O capítulo se inicia com uma análise do conto de Charlotte Perkins Gilman, denominado Herland, em que se narra a história de uma sociedade composta – e, por conseguinte, comandada – apenas por mulheres. Três homens, então, chegam ao local e o comando das mulheres passa a ser questionado. É um conto oportuno para a argumentação da autora que pretende, nesta parte do livro, tratar das mulheres que de fato têm alguma posição de poder e liderança, e como elas são encaradas pelo mundo masculino. Nesse sentido, a autora aponta que é evidente o crescente número de mulheres na política, em comparação às décadas anteriores, mas defende que essa presença – ainda minoritária – não mudou o “modelo mental e cultural”4 de poder e autoridade na sociedade ocidental, que continua a ser masculino.
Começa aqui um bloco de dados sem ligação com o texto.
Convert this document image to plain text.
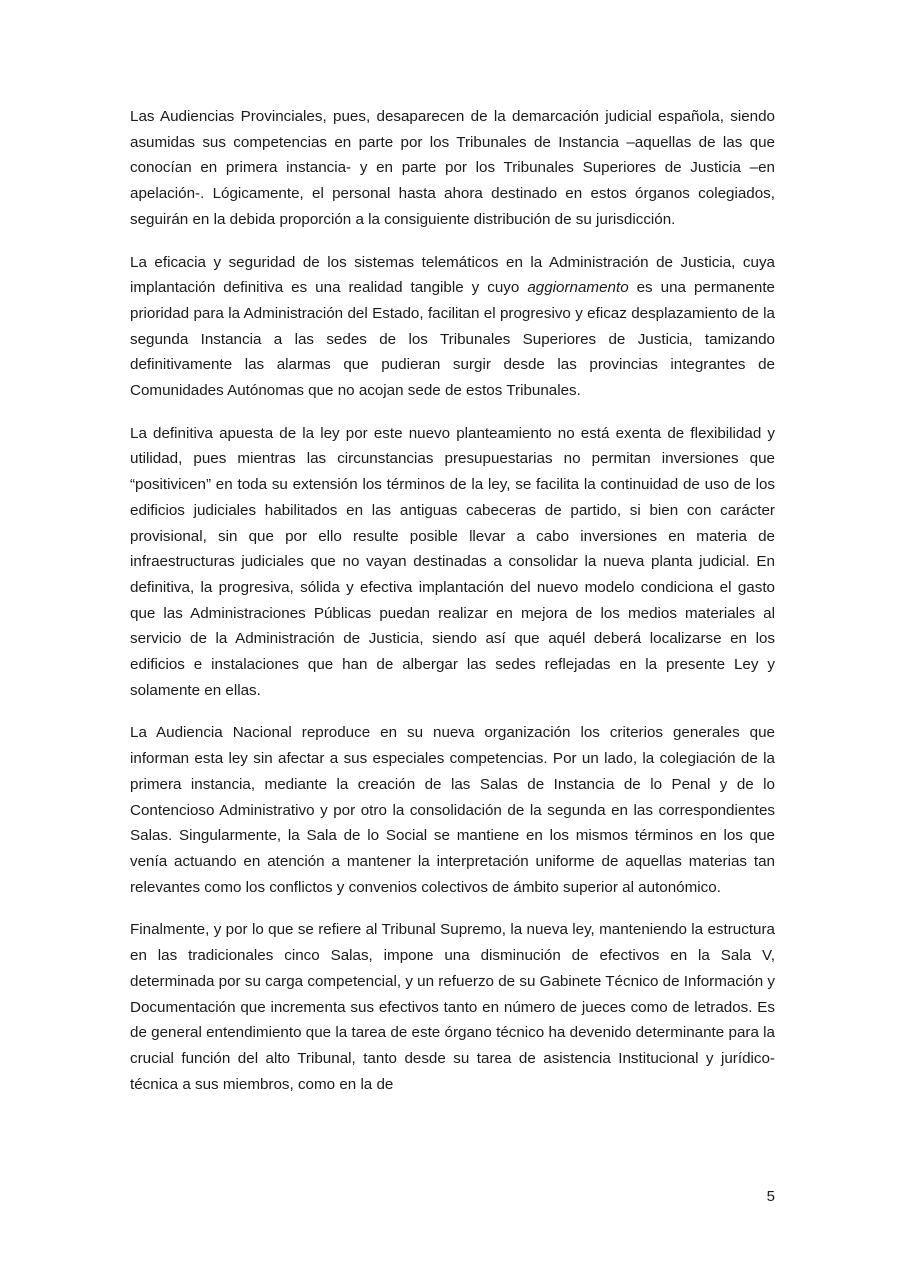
Las Audiencias Provinciales, pues, desaparecen de la demarcación judicial española, siendo asumidas sus competencias en parte por los Tribunales de Instancia –aquellas de las que conocían en primera instancia- y en parte por los Tribunales Superiores de Justicia –en apelación-. Lógicamente, el personal hasta ahora destinado en estos órganos colegiados, seguirán en la debida proporción a la consiguiente distribución de su jurisdicción.

La eficacia y seguridad de los sistemas telemáticos en la Administración de Justicia, cuya implantación definitiva es una realidad tangible y cuyo aggiornamento es una permanente prioridad para la Administración del Estado, facilitan el progresivo y eficaz desplazamiento de la segunda Instancia a las sedes de los Tribunales Superiores de Justicia, tamizando definitivamente las alarmas que pudieran surgir desde las provincias integrantes de Comunidades Autónomas que no acojan sede de estos Tribunales.

La definitiva apuesta de la ley por este nuevo planteamiento no está exenta de flexibilidad y utilidad, pues mientras las circunstancias presupuestarias no permitan inversiones que “positivicen” en toda su extensión los términos de la ley, se facilita la continuidad de uso de los edificios judiciales habilitados en las antiguas cabeceras de partido, si bien con carácter provisional, sin que por ello resulte posible llevar a cabo inversiones en materia de infraestructuras judiciales que no vayan destinadas a consolidar la nueva planta judicial. En definitiva, la progresiva, sólida y efectiva implantación del nuevo modelo condiciona el gasto que las Administraciones Públicas puedan realizar en mejora de los medios materiales al servicio de la Administración de Justicia, siendo así que aquél deberá localizarse en los edificios e instalaciones que han de albergar las sedes reflejadas en la presente Ley y solamente en ellas.

La Audiencia Nacional reproduce en su nueva organización los criterios generales que informan esta ley sin afectar a sus especiales competencias. Por un lado, la colegiación de la primera instancia, mediante la creación de las Salas de Instancia de lo Penal y de lo Contencioso Administrativo y por otro la consolidación de la segunda en las correspondientes Salas. Singularmente, la Sala de lo Social se mantiene en los mismos términos en los que venía actuando en atención a mantener la interpretación uniforme de aquellas materias tan relevantes como los conflictos y convenios colectivos de ámbito superior al autonómico.

Finalmente, y por lo que se refiere al Tribunal Supremo, la nueva ley, manteniendo la estructura en las tradicionales cinco Salas, impone una disminución de efectivos en la Sala V, determinada por su carga competencial, y un refuerzo de su Gabinete Técnico de Información y Documentación que incrementa sus efectivos tanto en número de jueces como de letrados. Es de general entendimiento que la tarea de este órgano técnico ha devenido determinante para la crucial función del alto Tribunal, tanto desde su tarea de asistencia Institucional y jurídico-técnica a sus miembros, como en la de

5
Sob essa ótica, ela comenta expressões usadas pela grande mídia para se referir a essas mulheres como “tomar o poder”. Beard, então, deixa essa ideia clara no seguinte trecho: “As mulheres no poder são vistas como tendo ultrapassado os limites ou se apossado de algo a que não têm direito”.5
A autora defende que a mulher poderosa que está no imaginário popular se associa à imagem de uma mulher – branca, em nossa análise – revestida de atributos masculinos. Fica evidente uma masculinização das figuras femininas que ocupam cargos de notoriedade. Essas mulheres precisariam se adequar ao lugar que elas ocupam, originalmente masculinos. Beard compreende que a superação desse panorama não está ligada apenas à chegada das mulheres nos cargos públicos, mas em uma mudança nas premissas culturais de poder na nossa sociedade. É preciso, para a autora, entender as bases do poder, para que possa ser ressignificado, já que “poder”, como o conhecemos, é atributo masculino.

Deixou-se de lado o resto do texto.